What kind of training will my child receive?

To begin with, all recruits undergo their Service branch’s version of Basic Training, commonly known as boot camp. While boot camp varies in duration from Service to Service, the focus is the same: preparing recruits physically, mentally, and emotionally for their future in the Military. Learn more about boot camp.

Following Basic Training, servicemembers receive advanced training in their specialty. A variety of training methods are used, including classroom instruction, field exercises, and simulations. Ongoing training is also available in most specialties to keep servicemembers’ skills sharp. Learn more about advanced training.


Will my child be shipped off right away?

Following boot camp, most Service branches allow new servicemembers a short break to spend time at home. After that, servicemembers generally spend another six months to a year in advanced training for their occupational specialty before deploying overseas or stateside.


Where will my child be stationed?

With installations all over the globe, it is impossible to predict in advance where a servicemember will end up stationed. Servicemembers are assigned jobs based on the Services’ needs, and the servicemember’s skills and training. The good news is that servicemembers generally know well in advance where they’ll be going. The other thing to keep in mind is that deployment does not automatically mean going to war. Servicemembers may also be deployed for support in noncombat areas, or may be deployed domestically to help with disaster relief.


How often will I see my child?

All active-duty Services offer 30 days of paid vacation per year during which servicemembers may spend time with their families or plan other Rest and Recuperation (R&R).

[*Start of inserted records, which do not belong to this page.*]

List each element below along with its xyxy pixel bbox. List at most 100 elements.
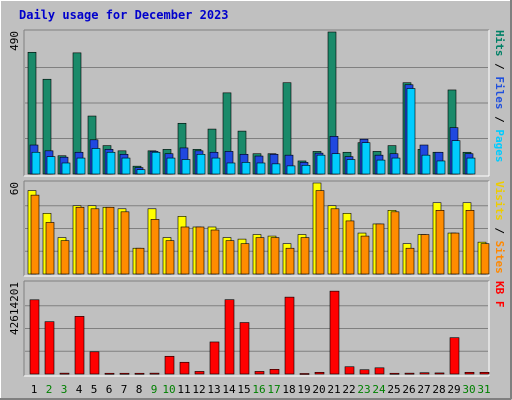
bar-kb-f-day-8 [134,372,145,375]
bar-sites-day-25 [390,211,400,275]
bar-kb-f-day-30 [464,371,475,375]
x-tick-label: 30 [462,383,475,396]
bar-pages-day-5 [91,148,101,175]
bar-kb-f-day-9 [149,372,160,375]
bar-sites-day-12 [195,226,205,275]
chart-title: Daily usage for December 2023 [19,8,229,22]
x-tick-label: 9 [151,383,158,396]
x-tick-label: 12 [192,383,205,396]
bar-pages-day-18 [286,165,296,175]
bar-pages-day-19 [301,165,311,175]
bar-pages-day-2 [46,156,56,175]
x-tick-label: 19 [297,383,310,396]
bar-pages-day-8 [136,169,146,175]
series-legend: KB F [493,281,506,308]
bar-pages-day-7 [121,157,131,175]
bar-sites-day-4 [75,206,85,275]
bar-pages-day-29 [451,140,461,175]
x-tick-label: 7 [121,383,128,396]
bar-sites-day-23 [360,235,370,275]
x-tick-label: 23 [357,383,370,396]
bar-pages-day-1 [31,151,41,175]
bar-sites-day-16 [255,237,265,275]
x-tick-label: 17 [267,383,280,396]
bar-pages-day-24 [376,159,386,175]
series-legend: Visits / Sites [493,181,506,274]
bar-sites-day-30 [465,210,475,275]
bar-kb-f-day-3 [59,372,70,375]
bar-sites-day-18 [285,247,295,275]
x-tick-label: 28 [432,383,445,396]
bar-sites-day-5 [90,208,100,275]
bar-pages-day-23 [361,142,371,175]
bar-sites-day-9 [150,219,160,275]
bar-kb-f-day-24 [374,367,385,375]
bar-kb-f-day-14 [224,299,235,375]
bar-kb-f-day-10 [164,355,175,375]
bar-pages-day-15 [241,162,251,175]
bar-kb-f-day-15 [239,322,250,375]
series-legend: Hits / Files / Pages [493,30,506,163]
axis-max-label: 490 [8,31,21,51]
x-tick-label: 22 [342,383,355,396]
bar-pages-day-17 [271,163,281,175]
x-tick-label: 2 [46,383,53,396]
x-tick-label: 4 [76,383,83,396]
bar-pages-day-30 [466,157,476,175]
bar-pages-day-27 [421,154,431,175]
axis-max-label: 60 [8,182,21,195]
bar-kb-f-day-22 [344,366,355,375]
x-tick-label: 1 [31,383,38,396]
bar-kb-f-day-18 [284,296,295,375]
bar-sites-day-20 [315,190,325,275]
bar-pages-day-14 [226,162,236,175]
bar-pages-day-26 [406,88,416,175]
bar-kb-f-day-17 [269,369,280,375]
bar-sites-day-24 [375,223,385,275]
bar-kb-f-day-19 [299,373,310,375]
bar-pages-day-13 [211,157,221,175]
bar-kb-f-day-28 [434,372,445,375]
bar-sites-day-6 [105,206,115,275]
bar-sites-day-13 [210,229,220,275]
bar-sites-day-14 [225,240,235,275]
bar-kb-f-day-1 [29,299,40,375]
bar-pages-day-28 [436,160,446,175]
bar-pages-day-12 [196,153,206,175]
x-tick-label: 5 [91,383,98,396]
bar-sites-day-28 [435,210,445,275]
x-tick-label: 11 [177,383,190,396]
bar-kb-f-day-29 [449,337,460,375]
bar-pages-day-22 [346,159,356,175]
bar-pages-day-16 [256,162,266,175]
x-tick-label: 6 [106,383,113,396]
bar-sites-day-31 [480,243,490,275]
x-tick-label: 18 [282,383,295,396]
bar-sites-day-19 [300,237,310,275]
bar-kb-f-day-6 [104,372,115,375]
bar-kb-f-day-21 [329,290,340,375]
bar-kb-f-day-16 [254,371,265,375]
axis-max-label: 42614201 [8,282,21,335]
bar-pages-day-21 [331,153,341,175]
bar-pages-day-11 [181,159,191,175]
x-tick-label: 20 [312,383,325,396]
bar-sites-day-29 [450,232,460,275]
bar-pages-day-25 [391,157,401,175]
x-tick-label: 16 [252,383,265,396]
bar-kb-f-day-25 [389,372,400,375]
bar-kb-f-day-2 [44,321,55,375]
bar-pages-day-3 [61,162,71,175]
bar-kb-f-day-26 [404,372,415,375]
bar-sites-day-15 [240,243,250,275]
panel-2: 60 Visits / Sites [8,180,506,277]
bar-pages-day-6 [106,151,116,175]
panel-1: 490 Hits / Files / Pages [8,29,506,177]
bar-kb-f-day-27 [419,372,430,375]
x-tick-label: 3 [61,383,68,396]
bar-sites-day-22 [345,220,355,275]
x-tick-label: 21 [327,383,340,396]
bar-sites-day-26 [405,247,415,275]
x-tick-label: 31 [477,383,490,396]
bar-kb-f-day-23 [359,369,370,375]
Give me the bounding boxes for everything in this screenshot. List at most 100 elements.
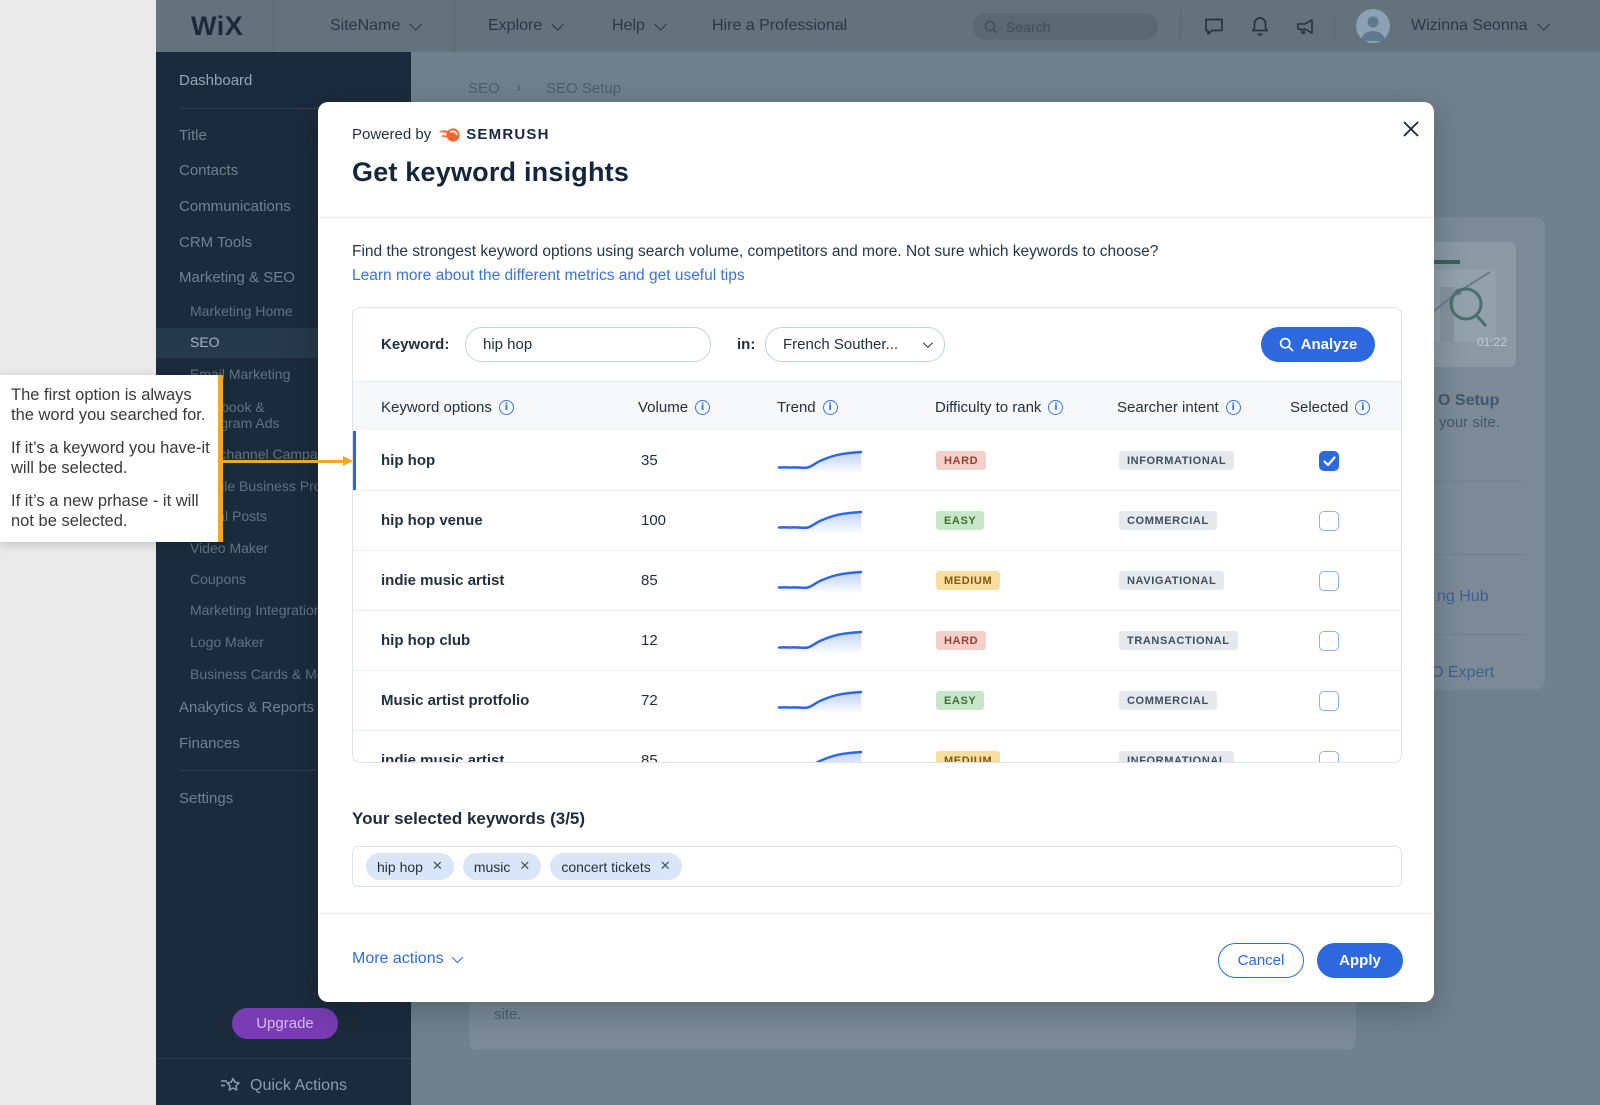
avatar[interactable]: [1356, 9, 1390, 43]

Options like space-available travel allow troops to fly free of charge on regularly scheduled Military flights, provided there is a seat available. This is a great, inexpensive way to get to a destination. Family members are also welcome to visit their servicemember on-base.


How will we stay in touch?

Even while deployed, servicemembers will usually have access to postal mail, email, instant messaging, and phone service (even while at sea). While communication may be restricted during certain missions, modern technology makes it relatively easy for your child to keep in touch.

If there is a family emergency, you should contact your local American Red Cross office, which can relay messages to U.S. military personnel worldwide.